Crude oil futures resumed their drop on Wednesday, as supply concerns that had supported the market in the previous session faded away.


Also striking was the dealers' disregard for weekly Energy Information Administration (EIA) inventory data.


For the week ending November 11, the EIA reported a crude inventory decrease of 5.4 million barrels, compared to the expected decrease of 440,000 barrels and the previous week's decrease of 3.925 million barrels. During the previous week, U.S. crude imports decreased by an average of 900,000 barrels per day, or more than 6.0 million barrels in total.


Nonetheless, the market remained fixated on the resumption of Russian oil exports to Hungary via the Druzhba pipeline and the rise in Covid-19 infections in China.


According to operators of oil pipelines in Hungary and Slovakia, a portion of the Druzhba pipeline was temporarily shut down for technical reasons on Tuesday, halting the flow of oil to portions of Eastern and Central Europe. Wednesday, Peter Szijjarto, the Hungarian foreign minister, announced that Russian oil supplies through the Druzhba pipeline have resumed.


After a tanker sustained minor damage off the coast of Oman on Tuesday, both New York-traded West Texas Intermediate crude and London's Brent crude rose early on Wednesday, highlighting the geopolitical dangers in the world's busiest oil shipping routes.


"Various geopolitical influences, such as an oil tanker being struck by a bomb-carrying drone off the coast of Oman and Russia tensions, are being largely ignored in favor of more bearish elements, such as weak Chinese economic data and demand," said Matt Smith, oil analyst at Kpler, in comments carried by Reuters.


The rising incidence of COVID-19 in China reduced morale following this week's easing of virus restrictions. Chinese officials shut down Peking University after discovering a single COVID case, demonstrating their unwavering commitment to the country's zero-COVID policy.


Beijing also reported over 350 new Covid cases in the past 24 hours, according to the Associated Press, which represents a negligible portion of the city's 21 million population but is sufficient to trigger localized lockdowns and quarantines under China's zero-Covid plan. This week, China recorded nearly 20,000 new cases, compared to 8,000 the week before.


Wednesday, oil's selling pressure was attributed to options expiry, which may frequently amplify market direction changes.


Despite this, WTI for December delivery finished at $85.59 a barrel, down $1.33, or 1.5%. The benchmark for U.S. crude declined by 4% week-to-date, the same as the previous week.

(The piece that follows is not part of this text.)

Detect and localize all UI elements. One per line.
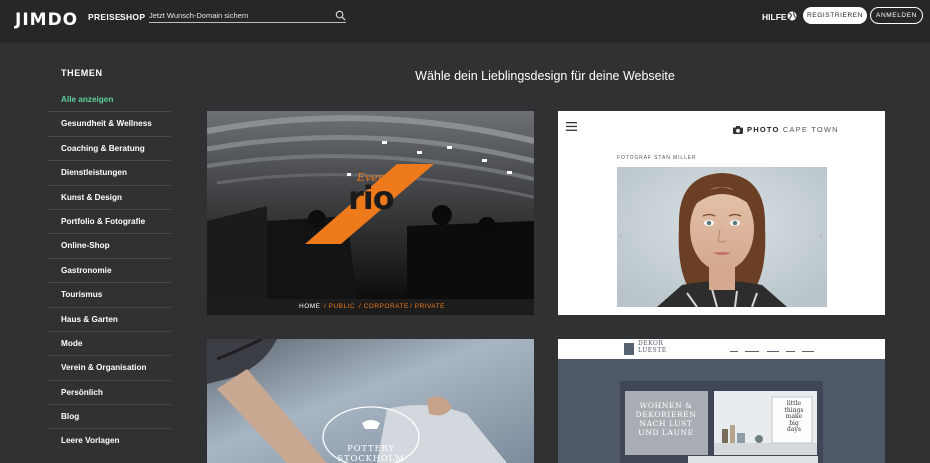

Brent for January delivery decreased $1, or 1.07 percent, to $92.86. After a decline of 2.6% the previous week, the global crude benchmark dropped over 3.5% for the week.


Aside from the crude decrease, the EIA's weekly statistics on fuel products were negative, with a larger-than-anticipated increase in gasoline and an unexpected increase in distillate stocks.


The Biden administration's depletion of petroleum from the U.S. Strategic Petroleum Reserve was similarly below average, at around 4 million barrels compared to summer highs of eight million barrels.